Attualità
04/12/2009

Eccessi di pessimismo

È sicuramente provocatorio l’intervento di Ponz de Leon sulla «medicina moderna e il suo potere». Vi si propone una visione della medicina moderna preventiva rivolta principalmente a conquistare nuovi spazi e nuove platee, a medicalizzare la vita delle persone sane e a proporre la cultura della «malattia temuta». Le conclusioni che trae l’autore mi appaiono però piuttosto forzate. Vorrei quindi approfittare di questa occasione per proporre alcune considerazioni che penso si leghino all’articolo in questione.

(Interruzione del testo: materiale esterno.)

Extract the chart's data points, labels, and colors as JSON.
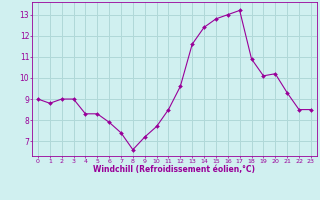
{
  "x": [
    0,
    1,
    2,
    3,
    4,
    5,
    6,
    7,
    8,
    9,
    10,
    11,
    12,
    13,
    14,
    15,
    16,
    17,
    18,
    19,
    20,
    21,
    22,
    23
  ],
  "y": [
    9.0,
    8.8,
    9.0,
    9.0,
    8.3,
    8.3,
    7.9,
    7.4,
    6.6,
    7.2,
    7.7,
    8.5,
    9.6,
    11.6,
    12.4,
    12.8,
    13.0,
    13.2,
    10.9,
    10.1,
    10.2,
    9.3,
    8.5,
    8.5
  ],
  "line_color": "#990099",
  "marker_color": "#990099",
  "bg_color": "#d0f0f0",
  "grid_color": "#b0d8d8",
  "xlabel": "Windchill (Refroidissement éolien,°C)",
  "xlabel_color": "#990099",
  "yticks": [
    7,
    8,
    9,
    10,
    11,
    12,
    13
  ],
  "xticks": [
    0,
    1,
    2,
    3,
    4,
    5,
    6,
    7,
    8,
    9,
    10,
    11,
    12,
    13,
    14,
    15,
    16,
    17,
    18,
    19,
    20,
    21,
    22,
    23
  ],
  "ylim": [
    6.3,
    13.6
  ],
  "xlim": [
    -0.5,
    23.5
  ],
  "tick_color": "#990099",
  "spine_color": "#990099"
}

  • La riduzione dei rischi e il mantenimento della salute dei sani, argomento base dell’intervento di Ponz de Leon, non riguarda solo la prevenzione, ma chiama in causa principalmente la promozione della salute (PdS). La Carta di Ottawa dell’Organizzazione mondiale della sanità del 1986 definisce la promozione della salute come «il processo che consente alle persone di esercitare un maggiore controllo sulla propria salute e di migliorarla».1 La PdS è rivolta alla riduzione delle disuguaglianze e delle povertà del mondo,2 ma propone anche alcune tematiche di lavoro innovative, che legano il benessere individuale e delle comunità allo sviluppo sociale ed economico.3 Negli ultimi anni questa è diventata una scienza vera e propria, con proprie regole, metodi di ricerca e pubblicazioni scientifiche. Mentre la PdS studia sia i determinanti della salute sia i motivi che permettono di restare sani nonostante la presenza di fattori di rischio («salutogenesi»), la prevenzione studia le cause e la genesi delle malattie («patogenesi»). Una è tarata sul sano, l’altra sul potenziale malato.
  • Le nuove tendenze della medicina sono sempre più volte a ridurre i rischi delle singole persone, sia da un’ottica preventiva, sia, dal punto di vista della PdS, analizzando e modificando le condizioni che determinano i rischi. Molti programmi nazionali di prevenzione si basano sull’epidemiologia dei singoli fattori di rischio. Negli ultimi anni, però, sono aumentati gli studi scientifici che considerano questo approccio utile, ma insufficiente per l’applicazione di strategie efficaci di protezione della salute. Gli stili di vita infatti sono responsabili solo per circa il 40-50% dell’aumento della mortalità riscontrata negli anni recenti, mentre una grossa fetta è imputabile a fattori che stanno alla base della salute e che ne costituiscono i prerequisiti, i determinanti.
  • La PdS si basa su una definizione globale di salute descritta come «uno stato nel quale ogni individuo ha un certo repertorio di risorse personali», correla la salute all’entità con la quale l’individuo «può realizzare i propri obiettivi di vita in circostanze di vita normali».4 Il suo obiettivo primario è perciò l’individuo sano. È noto che avere un senso generico di «star male» aumenta il rischio di contrarre una malattia. Molti studi confermano che persone con reti sociali fragili o affette da depressione corrono un rischio maggiore di ammalarsi o di morire prematuramente.
  • Oltre ai batteri e ai fattori di rischio da stili di vita, quindi, bisogna considerare sia i determinanti di salute, sia le caratteristiche delle persone, comprese le risorse individuali e la capacità di produrre salute. Lavorare su questi fattori non riguarda solo i medici, ma anche coloro che si interessano della sfera sociale, economica, culturale, ambientale. Da qui tutta una serie di interventi basati sul mantenimento del benessere piuttosto che sull’attesa di ammalarsi, azioni per potenziare le risorse personali, di comunità e di cambiamento di stili di vita incongrui. Il tutto con strumenti scientifici e indicatori ben precisi e consolidati.5
  • Che c’entra il medico in tutto questo, e quale può essere il suo contributo? Credo che si debba prendere coscienza che i medici non sono gli unici depositari del sapere. Bisogna conoscere nuovi meccanismi, strategie e strumenti operativi, collaborare con lo psicologo, il sociologo, l’antropologo e l’amministratore locale. Occorre che il medico si cali nella comunità locale e capisca i meccanismi che la regolano, parlare alle persone con il loro stesso linguaggio e, perché no?, partecipare alla vita pubblica e mediatica (con prudenza!).

«I medici non sono gli unici depositari del sapere. Bisogna collaborare con psicologi, sociologi, amministratori locali, calarsi nella comunità locale, parlare alle persone con il loro stesso linguaggio».